Walking Creates Health: Part I
Health is defined as, “The state of being free from illness or injury.” Free from illness or injury sounds pretty good. Sounds like how most of us would prefer to be--every day. But health is not a static, fixed point we arrive at--health is a series of thoughts, choices, and actions throughout each day across all the days of our life. So health is a living, breathing state of being, fluctuating depending on all the variables we throw at it--some of which are doozies.
I don’t know a single person who is rigorous enough in their thoughts, choices, and actions to be “free from illness or injury” one hundred percent of the time. But I know some people who are right up there in the eighty to ninety percent zone, which is a great place to live. Most of those individuals practice health daily by eating whole, live foods, drinking plenty of water, getting outside, exercising, and getting the sleep they need. These health choices aren’t some enforced protocol to make them “free from illness or injury”; these health choices are the habits of their lives so there’s no stress, no forcing, no shaming/blaming/ugly self talk around any of it. They just live a healthy life and are, therefore, healthy.

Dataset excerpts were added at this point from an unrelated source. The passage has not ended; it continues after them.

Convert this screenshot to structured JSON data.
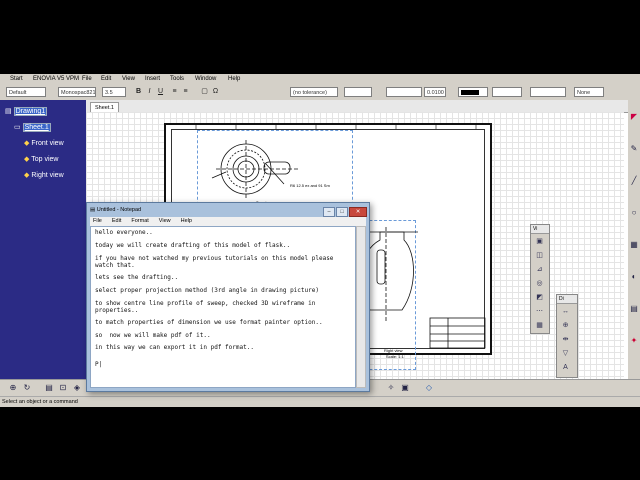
{
  "menubar": {
    "start": "Start",
    "enovia": "ENOVIA V5 VPM",
    "file": "File",
    "edit": "Edit",
    "view": "View",
    "insert": "Insert",
    "tools": "Tools",
    "window": "Window",
    "help": "Help"
  },
  "toolbar": {
    "style": "Default",
    "font": "Monospac821",
    "font_size": "3.5",
    "tolerance": "(no tolerance)",
    "precision": "0.0100",
    "line_none": "None"
  },
  "tree": {
    "root": "Drawing1",
    "sheet": "Sheet.1",
    "views": [
      "Front view",
      "Top view",
      "Right view"
    ]
  },
  "tabs": {
    "sheet": "Sheet.1"
  },
  "drawing": {
    "dim_label": "R6 12.5 ex and 91 Sm",
    "top_view_label": "Top view",
    "right_view_label": "Right view",
    "scale_label": "Scale: 1:1"
  },
  "palettes": {
    "views": "Vi",
    "dim": "Di"
  },
  "notepad": {
    "title": "Untitled - Notepad",
    "menu": [
      "File",
      "Edit",
      "Format",
      "View",
      "Help"
    ],
    "lines": [
      "hello everyone..",
      "today we will create drafting of this model of flask..",
      "if you have not watched my previous tutorials on this model please",
      "watch that.",
      "lets see the drafting..",
      "select proper projection method (3rd angle in drawing picture)",
      "to show centre line profile of sweep, checked 3D wireframe in",
      "properties..",
      "to match properties of dimension we use format painter option..",
      "so  now we will make pdf of it..",
      "in this way we can export it in pdf format..",
      "P|"
    ]
  },
  "status": "Select an object or a command"
}
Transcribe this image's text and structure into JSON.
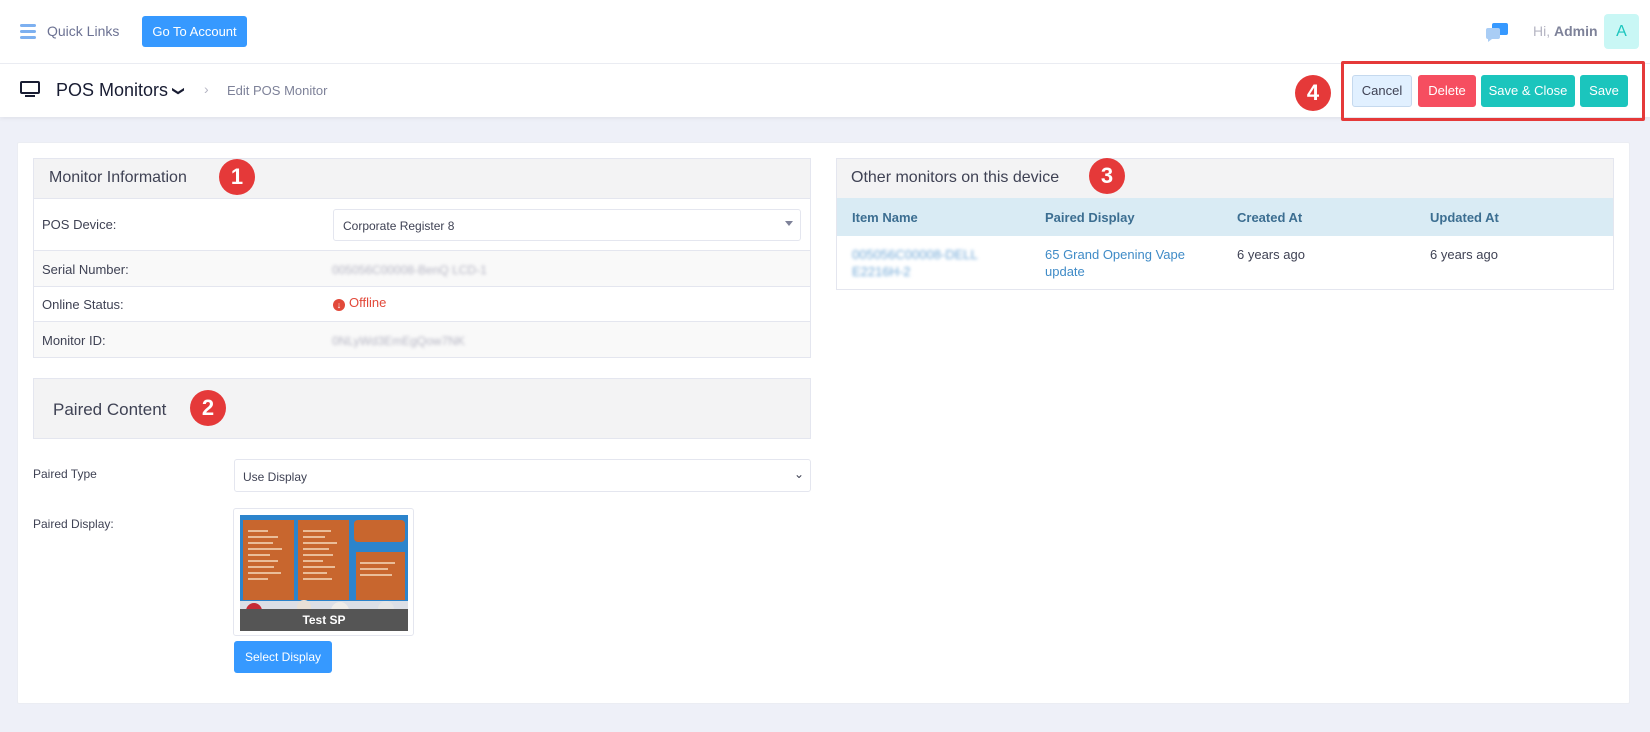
{
  "topbar": {
    "quick_links": "Quick Links",
    "goto_account": "Go To Account",
    "greeting_prefix": "Hi,",
    "user_name": "Admin",
    "avatar_letter": "A"
  },
  "subheader": {
    "title": "POS Monitors",
    "breadcrumb": "Edit POS Monitor",
    "actions": {
      "cancel": "Cancel",
      "delete": "Delete",
      "save_close": "Save & Close",
      "save": "Save"
    }
  },
  "annotations": [
    "1",
    "2",
    "3",
    "4"
  ],
  "monitor_info": {
    "title": "Monitor Information",
    "pos_device_label": "POS Device:",
    "pos_device_value": "Corporate Register 8",
    "serial_label": "Serial Number:",
    "serial_value": "005056C00008-BenQ LCD-1",
    "online_label": "Online Status:",
    "online_value": "Offline",
    "monitor_id_label": "Monitor ID:",
    "monitor_id_value": "0NLyWd3EmEgQow7NK"
  },
  "paired_content": {
    "title": "Paired Content",
    "type_label": "Paired Type",
    "type_value": "Use Display",
    "display_label": "Paired Display:",
    "display_name": "Test SP",
    "select_button": "Select Display"
  },
  "other_monitors": {
    "title": "Other monitors on this device",
    "columns": [
      "Item Name",
      "Paired Display",
      "Created At",
      "Updated At"
    ],
    "rows": [
      {
        "item_name": "005056C00008-DELL E2216H-2",
        "paired_display": "65 Grand Opening Vape update",
        "created_at": "6 years ago",
        "updated_at": "6 years ago"
      }
    ]
  },
  "colors": {
    "primary": "#3699ff",
    "danger": "#f64e60",
    "success": "#1bc5bd",
    "annotation": "#e53939"
  }
}
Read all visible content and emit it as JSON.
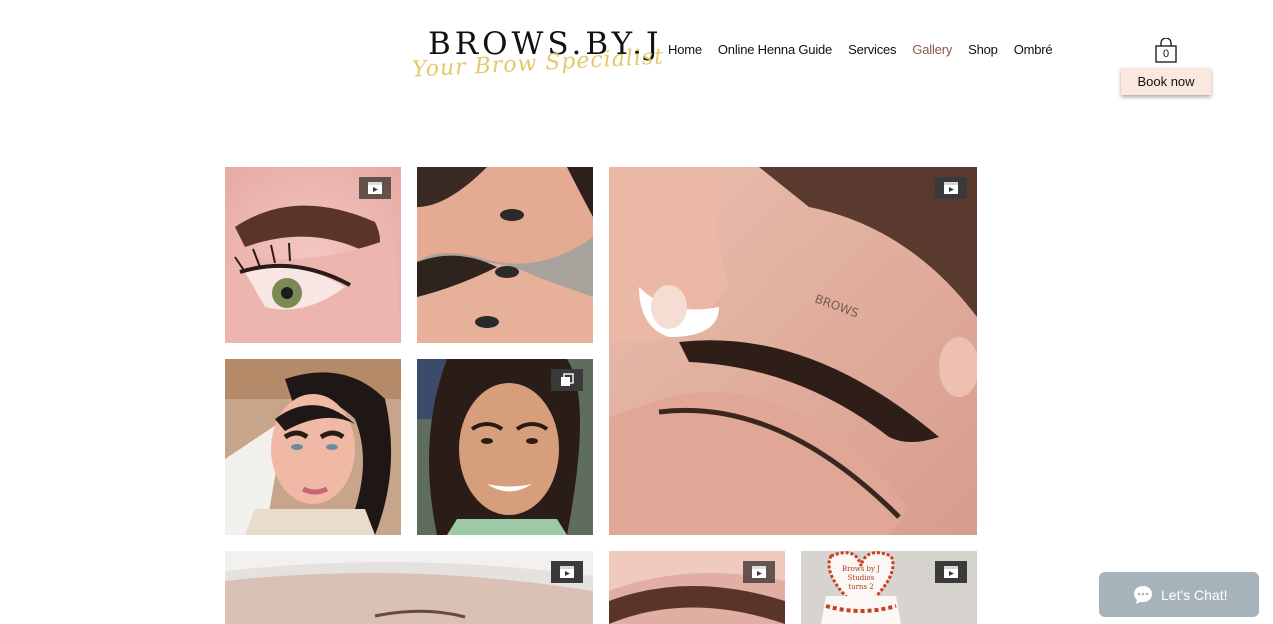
{
  "header": {
    "logo_main": "BROWS.BY.J",
    "logo_script": "Your Brow Specialist",
    "nav": [
      {
        "label": "Home",
        "active": false
      },
      {
        "label": "Online Henna Guide",
        "active": false
      },
      {
        "label": "Services",
        "active": false
      },
      {
        "label": "Gallery",
        "active": true
      },
      {
        "label": "Shop",
        "active": false
      },
      {
        "label": "Ombré",
        "active": false
      }
    ],
    "cart_count": "0",
    "book_label": "Book now"
  },
  "gallery": {
    "items": [
      {
        "name": "brow-closeup-eye",
        "badge": "video-icon"
      },
      {
        "name": "two-faces-mirror",
        "badge": ""
      },
      {
        "name": "brow-lamination-large",
        "badge": "video-icon"
      },
      {
        "name": "client-dark-hair",
        "badge": ""
      },
      {
        "name": "client-smiling",
        "badge": "multiple-images-icon"
      },
      {
        "name": "brow-treatment-wide",
        "badge": "video-icon"
      },
      {
        "name": "brow-closeup-2",
        "badge": "video-icon"
      },
      {
        "name": "heart-cake",
        "badge": "video-icon"
      }
    ],
    "cake_text": "Brows by J Studios turns 2"
  },
  "chat": {
    "label": "Let's Chat!"
  },
  "colors": {
    "accent": "#8a5a44",
    "book_bg": "#fae8df",
    "chat_bg": "#a7b3bb",
    "logo_gold": "#e0c45a"
  }
}
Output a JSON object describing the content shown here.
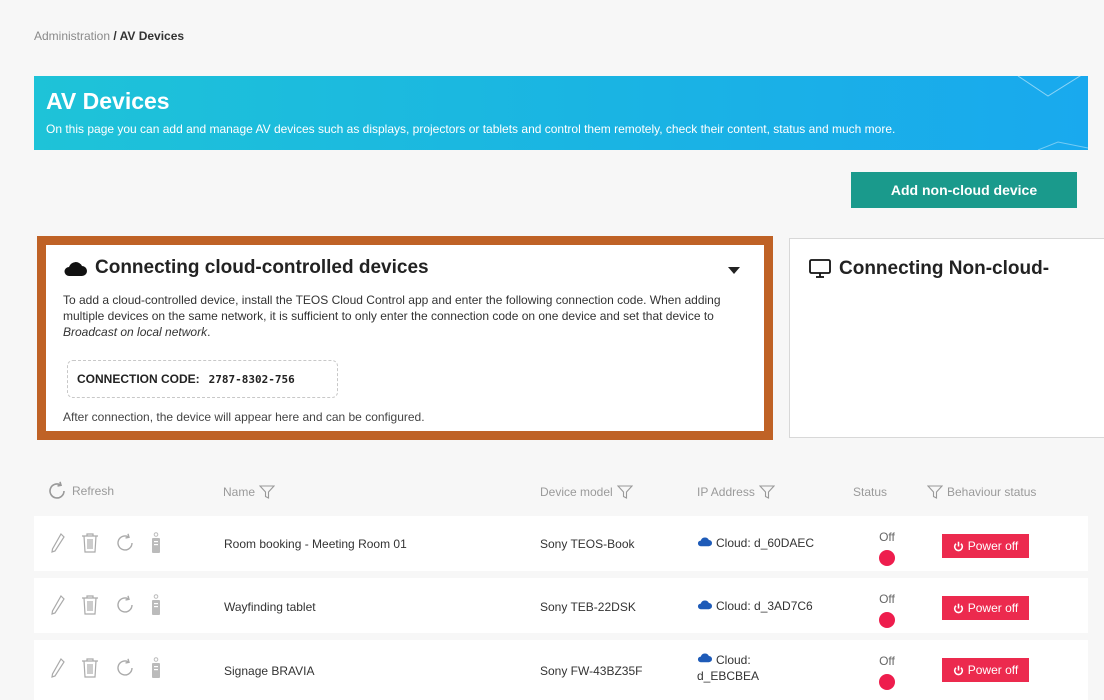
{
  "breadcrumb": {
    "parent": "Administration",
    "separator": " / ",
    "current": "AV Devices"
  },
  "banner": {
    "title": "AV Devices",
    "subtitle": "On this page you can add and manage AV devices such as displays, projectors or tablets and control them remotely, check their content, status and much more."
  },
  "actions": {
    "add_noncloud": "Add non-cloud device"
  },
  "cloud_panel": {
    "title": "Connecting cloud-controlled devices",
    "description_main": "To add a cloud-controlled device, install the TEOS Cloud Control app and enter the following connection code. When adding multiple devices on the same network, it is sufficient to only enter the connection code on one device and set that device to ",
    "description_em": "Broadcast on local network",
    "description_end": ".",
    "code_label": "CONNECTION CODE:",
    "code_value": "2787-8302-756",
    "after_text": "After connection, the device will appear here and can be configured."
  },
  "noncloud_panel": {
    "title": "Connecting Non-cloud-"
  },
  "table": {
    "columns": {
      "refresh": "Refresh",
      "name": "Name",
      "model": "Device model",
      "ip": "IP Address",
      "status": "Status",
      "behaviour": "Behaviour status"
    },
    "rows": [
      {
        "name": "Room booking - Meeting Room 01",
        "model": "Sony TEOS-Book",
        "ip_line1": "Cloud: d_60DAEC",
        "ip_line2": "",
        "status": "Off",
        "behaviour": "Power off"
      },
      {
        "name": "Wayfinding tablet",
        "model": "Sony TEB-22DSK",
        "ip_line1": "Cloud: d_3AD7C6",
        "ip_line2": "",
        "status": "Off",
        "behaviour": "Power off"
      },
      {
        "name": "Signage BRAVIA",
        "model": "Sony FW-43BZ35F",
        "ip_line1": "Cloud:",
        "ip_line2": "d_EBCBEA",
        "status": "Off",
        "behaviour": "Power off"
      }
    ]
  },
  "colors": {
    "accent_teal": "#1a9a8c",
    "banner_cyan": "#1ab4e3",
    "highlight_border": "#bf6226",
    "status_red": "#ee1d4d",
    "cloud_icon": "#1e5bb8"
  }
}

That being said, for many people those health practices would feel forced, would feel like a tortuous way to live, would feel like punishment. Would be hard practices to adapt and turn into habits.
That’s why I’m a fan of starting with a really basic, yet profoundly effective activity that’s pretty easy to incorporate into just about everyone’s daily life: walking. Why? Because walking creates health.
Walking literally saved my life during the darkest years I’ve ever experienced and it became the foundation for my health practice. I’m a devoted daily walker.
Over the next few weeks, I’ll be exploring how and why walking creates health. We’ll do a deep dive into the benefits we realize for our whole Self (body/mind/spirit) when we choose two simple actions:
Taking mini-walks throughout the day.
Going for a brisk 25-minute daily walk.
These two simple actions have such profound results its like magic! I look forward to sharing the magic with you here.